Luke savait que quelques criminels célèbres avaient fait un séjour ici. Le Unabomber Ted Kaczynski y était actuellement incarcéré, tout comme Dzhokhar Tsarnaev, l’un des deux terroristes du marathon de Boston. Le mafioso John Gotti avait vécu ici pendant des années, ainsi que son violent homme de main, Sammy ‘The Bull’ Gravano.
C’était une infraction aux normes de sécurité de laisser entrer Luke au-delà du parloir, mais on était de toute façon en-dehors des heures de visite et il s’agissait d’un cas spécial. Un prisonnier avait des informations importantes à donner mais il insistait pour parler personnellement à Luke – et pas par téléphone à travers une vitre épaisse, mais face à face, dans sa cellule. C’était la Présidente des États-Unis elle-même qui avait demandé à Luke d’accepter cette entrevue.
Ils s’arrêtèrent devant une porte blanche qui ressemblait à toutes les autres. Luke sentit son cœur s’arrêter. Il était un peu nerveux. Il ne chercha pas à apercevoir l’homme à travers les minuscules fenêtres. Il ne voulait pas le voir comme ça, enfermé dans une cellule. Il voulait qu’il soit plus grand que nature, qu’il reste légendaire.
« C’est mon devoir de vous informer, » dit l’un des gardiens, « que les détenus de cette prison sont considérés parmi les plus violents et les plus dangereux actuellement incarcérés dans le système pénitentiaire des États-Unis. Si vous choisissez d’entrer dans cette cellule, vous déclinez… »
Luke leva la main. « Épargnez-vous le discours. Je connais les risques. »
Le gardien haussa à nouveau les épaules. « Comme vous voudrez. »
« Je voudrais également que cette conversation ne soit pas enregistrée, » dit Luke.
« Il y a des caméras de surveillance qui filment l’intérieur des cellules vingt-quatre heures sur vingt-quatre, » dit le gardien. « Mais il n’y a pas de son. »

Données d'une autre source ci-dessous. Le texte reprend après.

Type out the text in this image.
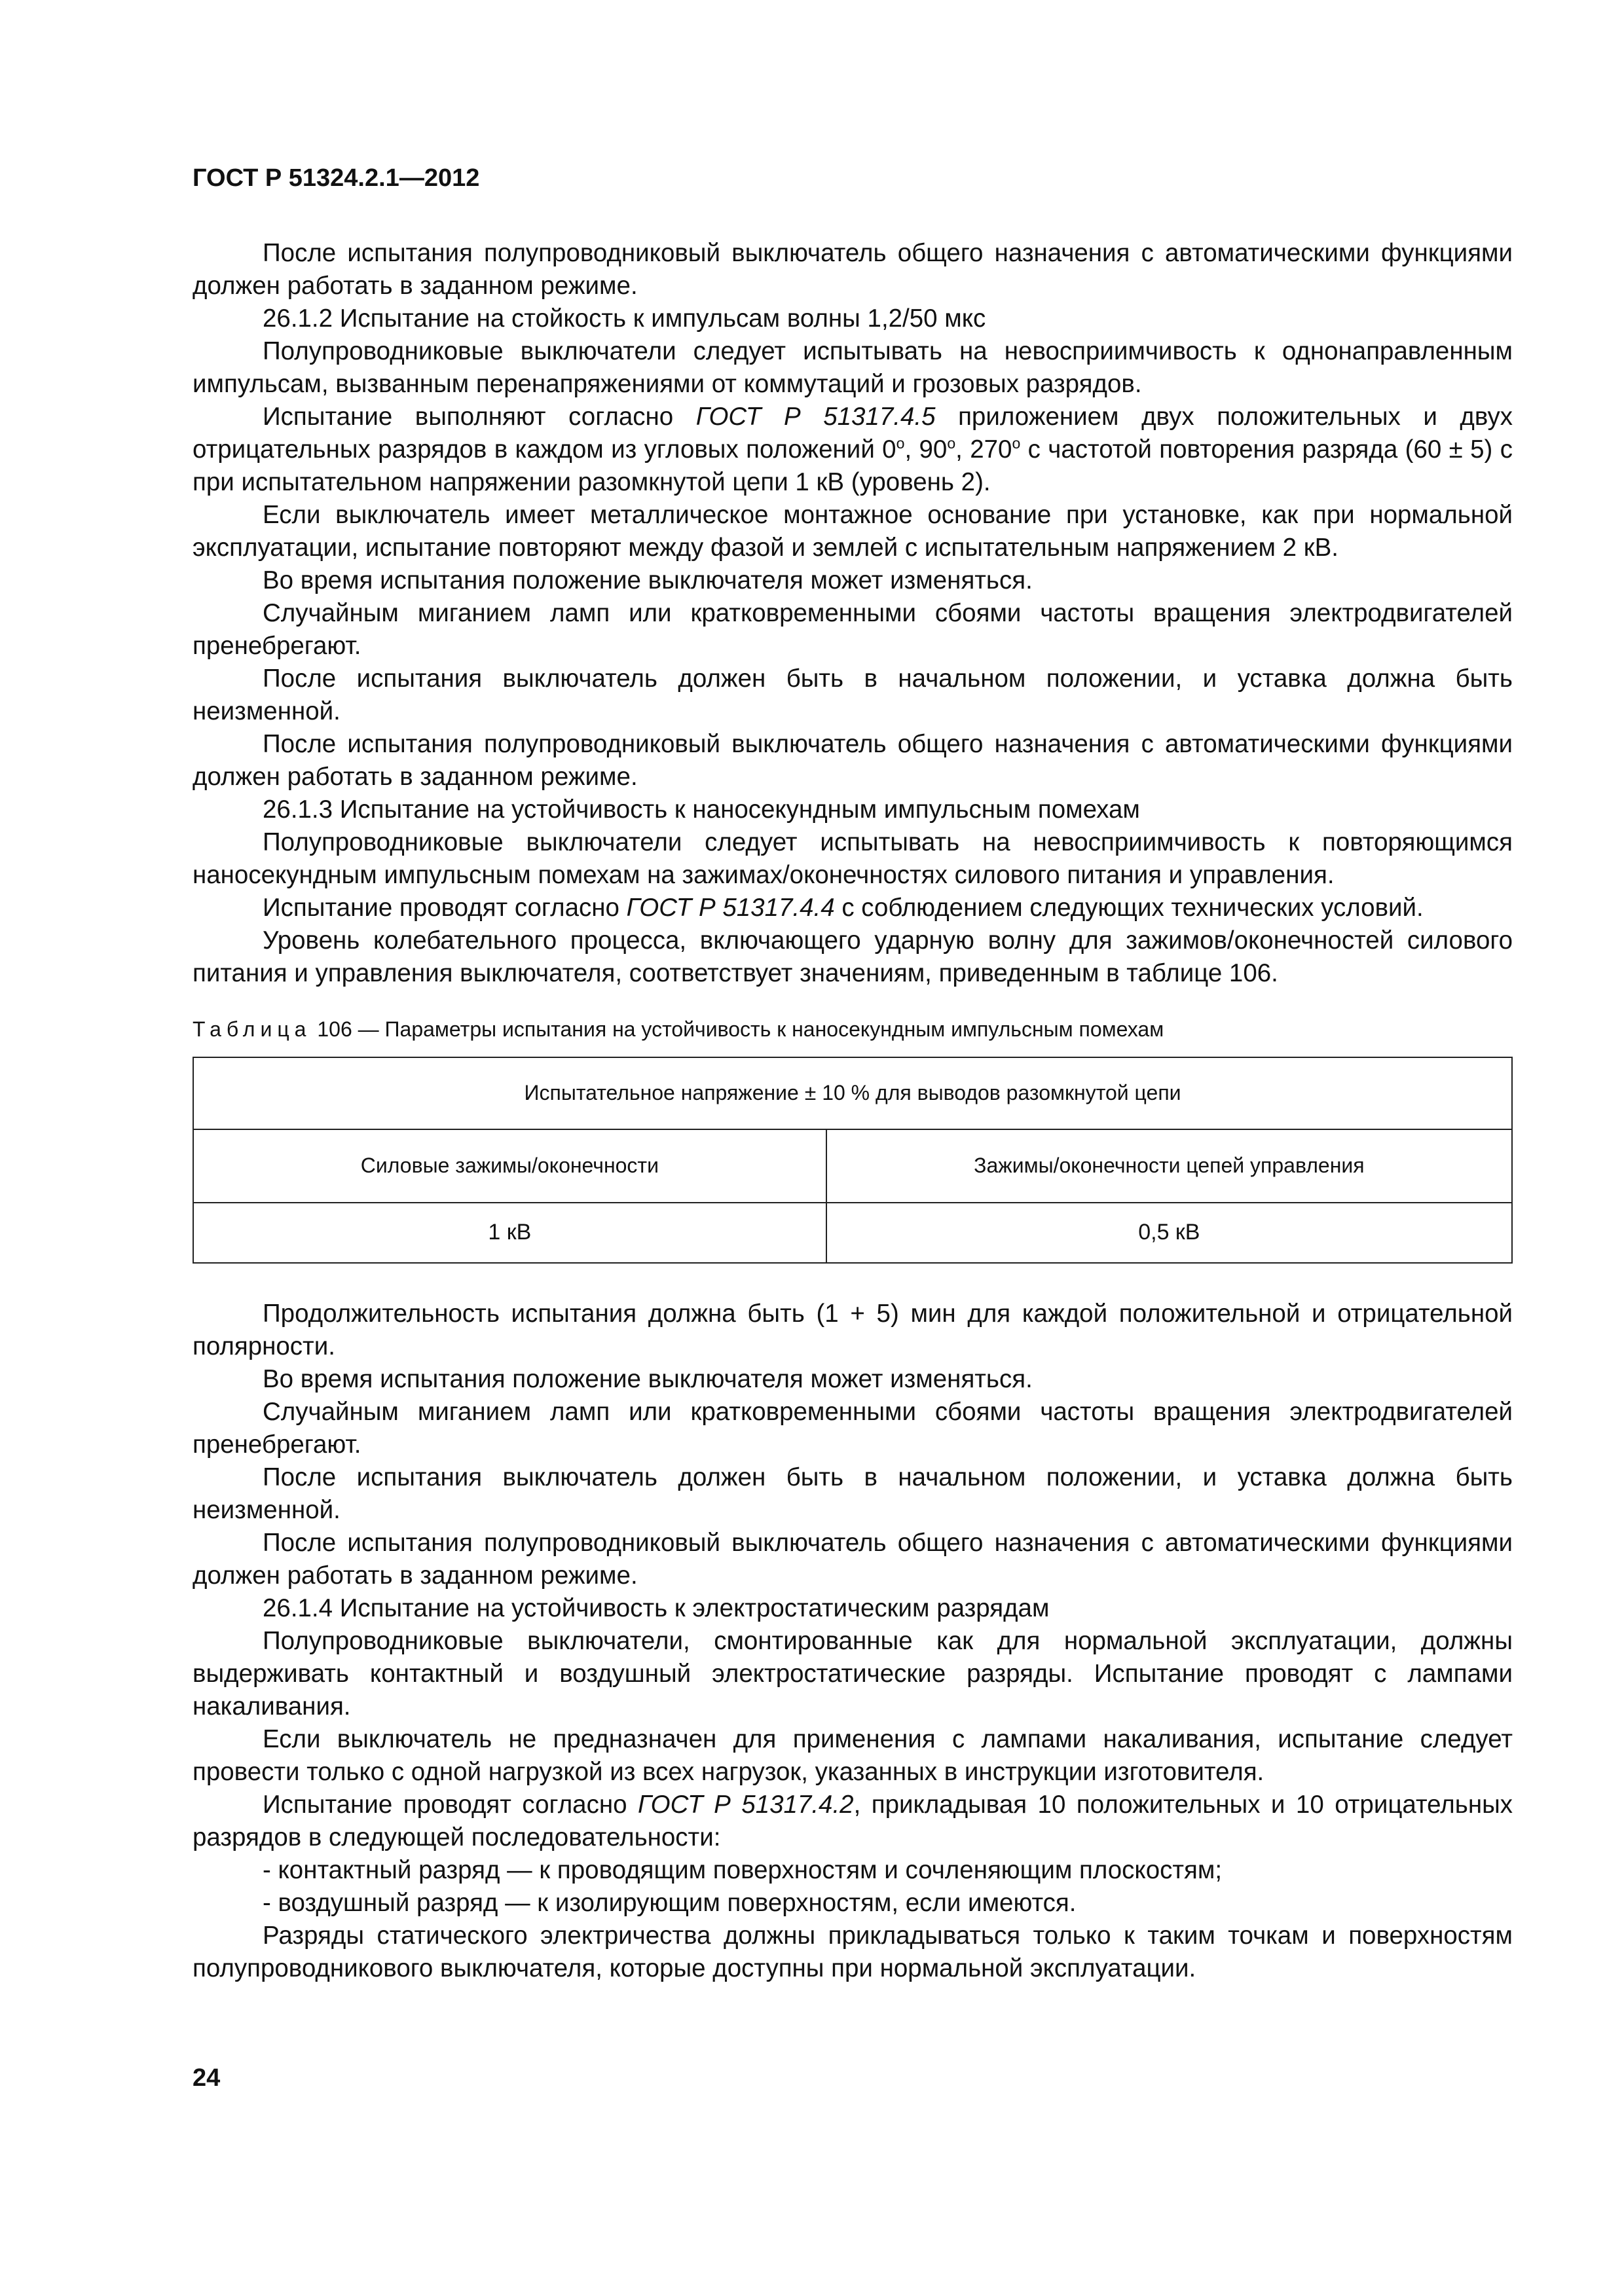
ГОСТ Р 51324.2.1—2012

После испытания полупроводниковый выключатель общего назначения с автоматическими функциями должен работать в заданном режиме.

26.1.2 Испытание на стойкость к импульсам волны 1,2/50 мкс

Полупроводниковые выключатели следует испытывать на невосприимчивость к однонаправленным импульсам, вызванным перенапряжениями от коммутаций и грозовых разрядов.

Испытание выполняют согласно ГОСТ Р 51317.4.5 приложением двух положительных и двух отрицательных разрядов в каждом из угловых положений $0^о$, $90^о$, $270^о$ с частотой повторения разряда (60 ± 5) с при испытательном напряжении разомкнутой цепи 1 кВ (уровень 2).

Если выключатель имеет металлическое монтажное основание при установке, как при нормальной эксплуатации, испытание повторяют между фазой и землей с испытательным напряжением 2 кВ.

Во время испытания положение выключателя может изменяться.

Случайным миганием ламп или кратковременными сбоями частоты вращения электродвигателей пренебрегают.

После испытания выключатель должен быть в начальном положении, и уставка должна быть неизменной.

После испытания полупроводниковый выключатель общего назначения с автоматическими функциями должен работать в заданном режиме.

26.1.3 Испытание на устойчивость к наносекундным импульсным помехам

Полупроводниковые выключатели следует испытывать на невосприимчивость к повторяющимся наносекундным импульсным помехам на зажимах/оконечностях силового питания и управления.

Испытание проводят согласно ГОСТ Р 51317.4.4 с соблюдением следующих технических условий.

Уровень колебательного процесса, включающего ударную волну для зажимов/оконечностей силового питания и управления выключателя, соответствует значениям, приведенным в таблице 106.

Таблица 106 — Параметры испытания на устойчивость к наносекундным импульсным помехам
Испытательное напряжение ± 10 % для выводов разомкнутой цепи	
Силовые зажимы/оконечности	Зажимы/оконечности цепей управления
1 кВ	0,5 кВ

Продолжительность испытания должна быть (1 + 5) мин для каждой положительной и отрицательной полярности.

Во время испытания положение выключателя может изменяться.

Случайным миганием ламп или кратковременными сбоями частоты вращения электродвигателей пренебрегают.

После испытания выключатель должен быть в начальном положении, и уставка должна быть неизменной.

После испытания полупроводниковый выключатель общего назначения с автоматическими функциями должен работать в заданном режиме.

26.1.4 Испытание на устойчивость к электростатическим разрядам

Полупроводниковые выключатели, смонтированные как для нормальной эксплуатации, должны выдерживать контактный и воздушный электростатические разряды. Испытание проводят с лампами накаливания.

Если выключатель не предназначен для применения с лампами накаливания, испытание следует провести только с одной нагрузкой из всех нагрузок, указанных в инструкции изготовителя.

Испытание проводят согласно ГОСТ Р 51317.4.2, прикладывая 10 положительных и 10 отрицательных разрядов в следующей последовательности:

- контактный разряд — к проводящим поверхностям и сочленяющим плоскостям;

- воздушный разряд — к изолирующим поверхностям, если имеются.

Разряды статического электричества должны прикладываться только к таким точкам и поверхностям полупроводникового выключателя, которые доступны при нормальной эксплуатации.

24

Luke hocha la tête. Il n’en croyait pas un mot. « OK. Je crierai si j’ai besoin d’aide. »
Le gardien sourit. « On ne vous entendra pas. »
« Alors j’agiterai frénétiquement les mains. »
Les deux gardiens se mirent à rire. « Je serai au bout du couloir, » dit l’un d’entre eux. « Cognez à la porte quand vous aurez envie de sortir. »
Un bruit de serrure se fit entendre et la porte se mit lentement à s’ouvrir. Apparemment, il y avait bien quelqu’un qui les observait quelque part.
La porte s’ouvrit sur une cellule sombre et minuscule. La première chose que Luke remarqua, ce fut la toilette en métal. Il y avait un robinet au-dessus. C’était une combinaison étrange mais plutôt logique, finalement. Tout le reste était en pierre. Un étroit bureau en pierre s’étendait depuis le mur et un tabouret rond surgissait du sol juste devant lui.
Sur le bureau, il y avait plusieurs feuilles de papier, quelques livres et quatre ou cinq gros crayons. Tout comme le bureau, le lit était étroit et fait en pierre. Un fin matelas y était posé, avec une couverture verte qui semblait être en laine. Il y avait une étroite fenêtre dans le mur du fond, encadrée de vert, qui faisait peut-être soixante centimètres de haut et quinze centimètres de large. Il faisait noir à l’extérieur, à l’exception d’une lumière jaune provenant d’une lampe fixée au mur extérieur et qui projetait une lueur blafarde à l’intérieur de la cellule. Il n'y avait aucun moyen de couvrir la fenêtre.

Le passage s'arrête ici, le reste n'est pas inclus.